Maria Anadon voltou a passar por cá, agora para mostrar uma formação musical só de mulheres  com quem gravou, em Nova Iorque, o CD ‘A Jazzy Way'.

Um registo feito num só dia, pela editora independente norte-americana Arbors Records, que motivou uma digressão com ponto alto no Casino Lisboa e com aquecimentos em Ponte da Barca e Portimão.

Na América como agora em casa, TV's, rádios e jornais rasgam-lhe elogios.

Ponte da Barca, sábado de chuva. Ocorre a Feira do Livro. Numa tenda central escaparates propõem leituras.

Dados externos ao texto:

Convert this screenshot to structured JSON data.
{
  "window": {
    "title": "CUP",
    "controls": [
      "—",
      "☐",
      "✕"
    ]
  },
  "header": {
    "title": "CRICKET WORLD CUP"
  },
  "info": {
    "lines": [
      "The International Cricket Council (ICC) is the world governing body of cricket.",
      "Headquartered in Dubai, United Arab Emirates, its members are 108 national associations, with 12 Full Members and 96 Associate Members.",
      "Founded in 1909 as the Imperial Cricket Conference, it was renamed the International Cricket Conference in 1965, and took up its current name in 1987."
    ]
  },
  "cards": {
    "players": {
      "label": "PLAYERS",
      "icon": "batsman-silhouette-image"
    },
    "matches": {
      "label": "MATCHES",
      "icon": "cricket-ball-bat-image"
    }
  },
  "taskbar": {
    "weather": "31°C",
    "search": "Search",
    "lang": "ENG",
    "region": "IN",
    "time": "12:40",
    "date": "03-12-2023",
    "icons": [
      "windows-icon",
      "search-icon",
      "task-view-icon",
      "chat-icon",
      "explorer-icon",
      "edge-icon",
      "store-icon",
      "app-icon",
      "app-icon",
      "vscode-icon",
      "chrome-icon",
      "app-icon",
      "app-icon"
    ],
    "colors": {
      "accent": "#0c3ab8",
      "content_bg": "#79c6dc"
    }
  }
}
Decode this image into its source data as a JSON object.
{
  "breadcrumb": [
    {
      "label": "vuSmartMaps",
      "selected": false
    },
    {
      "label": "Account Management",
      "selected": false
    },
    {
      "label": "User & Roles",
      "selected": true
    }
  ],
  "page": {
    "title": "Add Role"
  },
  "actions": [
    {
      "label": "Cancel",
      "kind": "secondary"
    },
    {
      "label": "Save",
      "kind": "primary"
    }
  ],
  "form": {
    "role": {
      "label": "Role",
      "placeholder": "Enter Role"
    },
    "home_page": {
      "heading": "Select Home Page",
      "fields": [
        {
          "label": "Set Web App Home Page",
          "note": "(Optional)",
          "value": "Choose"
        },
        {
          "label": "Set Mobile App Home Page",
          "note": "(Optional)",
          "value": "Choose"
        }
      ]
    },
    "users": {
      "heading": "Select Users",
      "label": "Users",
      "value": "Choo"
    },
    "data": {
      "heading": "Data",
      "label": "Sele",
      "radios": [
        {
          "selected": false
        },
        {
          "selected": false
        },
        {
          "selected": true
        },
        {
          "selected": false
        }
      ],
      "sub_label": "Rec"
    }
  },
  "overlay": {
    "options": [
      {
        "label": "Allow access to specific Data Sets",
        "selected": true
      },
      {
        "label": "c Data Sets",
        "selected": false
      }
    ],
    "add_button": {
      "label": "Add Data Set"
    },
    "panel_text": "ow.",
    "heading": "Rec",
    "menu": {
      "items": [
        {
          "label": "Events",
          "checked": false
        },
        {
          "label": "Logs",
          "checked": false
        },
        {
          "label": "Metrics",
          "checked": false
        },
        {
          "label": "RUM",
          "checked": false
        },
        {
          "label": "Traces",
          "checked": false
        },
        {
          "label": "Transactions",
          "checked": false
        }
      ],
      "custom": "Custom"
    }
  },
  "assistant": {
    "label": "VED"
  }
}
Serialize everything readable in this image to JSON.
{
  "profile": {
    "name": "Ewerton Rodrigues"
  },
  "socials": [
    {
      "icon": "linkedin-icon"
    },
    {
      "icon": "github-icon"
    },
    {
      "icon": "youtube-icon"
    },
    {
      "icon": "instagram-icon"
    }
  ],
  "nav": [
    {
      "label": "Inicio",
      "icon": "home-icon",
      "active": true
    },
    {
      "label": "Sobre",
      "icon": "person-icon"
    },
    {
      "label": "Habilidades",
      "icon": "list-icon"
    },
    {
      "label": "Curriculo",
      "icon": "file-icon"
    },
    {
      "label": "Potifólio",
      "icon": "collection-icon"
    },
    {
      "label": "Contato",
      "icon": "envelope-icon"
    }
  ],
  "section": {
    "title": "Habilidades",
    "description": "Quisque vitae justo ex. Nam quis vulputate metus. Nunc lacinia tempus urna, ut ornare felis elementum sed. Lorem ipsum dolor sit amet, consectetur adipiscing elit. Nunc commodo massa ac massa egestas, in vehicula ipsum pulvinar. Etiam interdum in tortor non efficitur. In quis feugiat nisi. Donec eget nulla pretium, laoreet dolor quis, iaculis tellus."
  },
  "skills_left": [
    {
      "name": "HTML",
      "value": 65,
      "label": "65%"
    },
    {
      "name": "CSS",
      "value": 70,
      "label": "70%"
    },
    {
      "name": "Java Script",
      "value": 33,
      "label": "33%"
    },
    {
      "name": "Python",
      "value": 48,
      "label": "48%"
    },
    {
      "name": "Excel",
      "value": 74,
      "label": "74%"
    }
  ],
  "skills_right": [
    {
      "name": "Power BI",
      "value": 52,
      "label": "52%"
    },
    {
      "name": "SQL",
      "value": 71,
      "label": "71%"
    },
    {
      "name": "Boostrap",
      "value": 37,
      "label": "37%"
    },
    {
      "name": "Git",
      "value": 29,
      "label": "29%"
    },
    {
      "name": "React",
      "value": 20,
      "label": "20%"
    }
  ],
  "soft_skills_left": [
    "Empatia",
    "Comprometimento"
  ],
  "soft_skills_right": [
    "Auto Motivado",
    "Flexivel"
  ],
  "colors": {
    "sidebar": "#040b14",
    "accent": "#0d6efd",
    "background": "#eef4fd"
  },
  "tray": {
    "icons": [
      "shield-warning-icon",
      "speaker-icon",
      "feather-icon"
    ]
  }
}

Um espectáculo com Maria Anadon está anunciado para a noite.

Cai a tarde, os técnicos levam quase duas horas a afinar o som.

"Às vezes acontece mesmo em salas de qualidade", diz-nos a cantora, "eles têm que definir as frequências".

Para as ‘Five Play', como se chama o conjunto que acompanha Anadon, a passagem em Ponte da Barca vai servindo de afinação para o concerto de segunda-feira, na Arena Lounge do Casino Lisboa.

Sherrie Maricle, a norte-americana com quem em 1994 Anadon gravara "Why Jazz?", vai aquecendo à bateria e o mesmo vão fazendo as japonesas Tomoko Ohno ao piano e Noriko Ueda ao contrabaixo.

Entram os sons quentes da americana Christie North, que na digressão em Portugal substitui no saxofone  israelita Anat Cohen.

 Em ‘A Jazzy Way', Maria Anadon canta ‘Old Devil Moon', ‘Confirmation' ou ‘My One and Only Love.  São temas standard que todos os melómanos do jazz vão conhecendo. É uma opção estética que dá seguimento ao registo ‘Why Jazz', gravado em 1994, também só com mulheres - a baterista era a mesma.

Correio do Minho - Porquê só mulheres novamente?

Maria Anadon - Eu andava à procura de gravar qualquer coisa que me apetecesse. Estes temas acompanhavam-me há vários anos. Experimentei de várias maneiras; uma formação com violoncelo, acordeão, guitarra.. As coisas tomavam forma e tornavam-se engraçadas, mas depois falhava qualquer coisa..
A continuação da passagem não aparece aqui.